AMD estimates that the net proceeds from the offering will be approximately $1,479 million (or approximately $1,701 million if the initial purchaser exercises its over-allotment option in full) after deducting discounts, commissions and estimated offering expenses. AMD intends to use the net proceeds of the offering, together with available cash, to repay in full the outstanding balance of the term loan AMD entered into with Morgan Stanley Senior Funding, Inc. in October 2006. If the initial purchaser exercises its over-allotment option, AMD intends to use the additional net proceeds for general corporate purposes, including working capital and capital expenditures.

This press release is neither an offer to sell nor a solicitation of an offer to buy the notes, nor shall there be any sale of the notes in any state or jurisdiction in which such an offer, solicitation or sale would be unlawful prior to the registration or qualification thereof under the securities laws of any such state or jurisdiction. Any offers of the notes will be made only by means of a private offering memorandum. The notes and AMD’s common stock issuable upon the conversion of the notes have not been registered under the Securities Act or the securities laws of any other jurisdiction and may not be offered or sold in the United States absent registration or an applicable exemption from registration requirements.

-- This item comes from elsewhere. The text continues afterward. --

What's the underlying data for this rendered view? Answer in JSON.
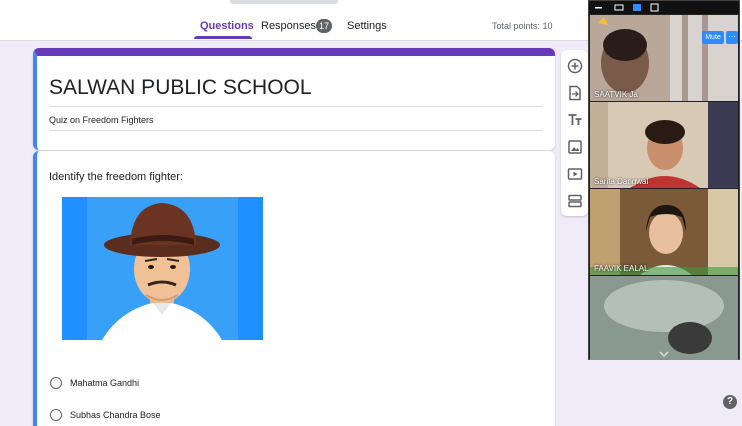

This press release contains forward-looking statements within the meaning of the U.S. Private Securities Litigation Reform Act of 1995. Forward-looking statements are based on management’s current preliminary expectations and are subject to risks, uncertainties and assumptions, including the risk that AMD may be unable to complete the offering. Other information on potential risk factors that could affect AMD, its business and its financial results are detailed in the company’s periodic filings with the Securities and Exchange Commission , including, but not limited to, those risks and uncertainties listed in the section entitled “Risk Factors,” which can be found in AMD’s quarterly report on Form 10-Q for the quarter ended June 30, 2007.

About AMD

Advanced Micro Devices (NYSE: AMD) is a leading global provider of innovative processing solutions in the computing, graphics and consumer electronics markets. AMD is dedicated to driving open innovation, choice and industry growth by delivering superior customer-centric solutions that empower consumers and businesses worldwide.

AMD and the AMD Arrow logo are trademarks of Advanced Micro Devices, Inc. Other names used are for identification purposes only and may be trademarks of their respective owners.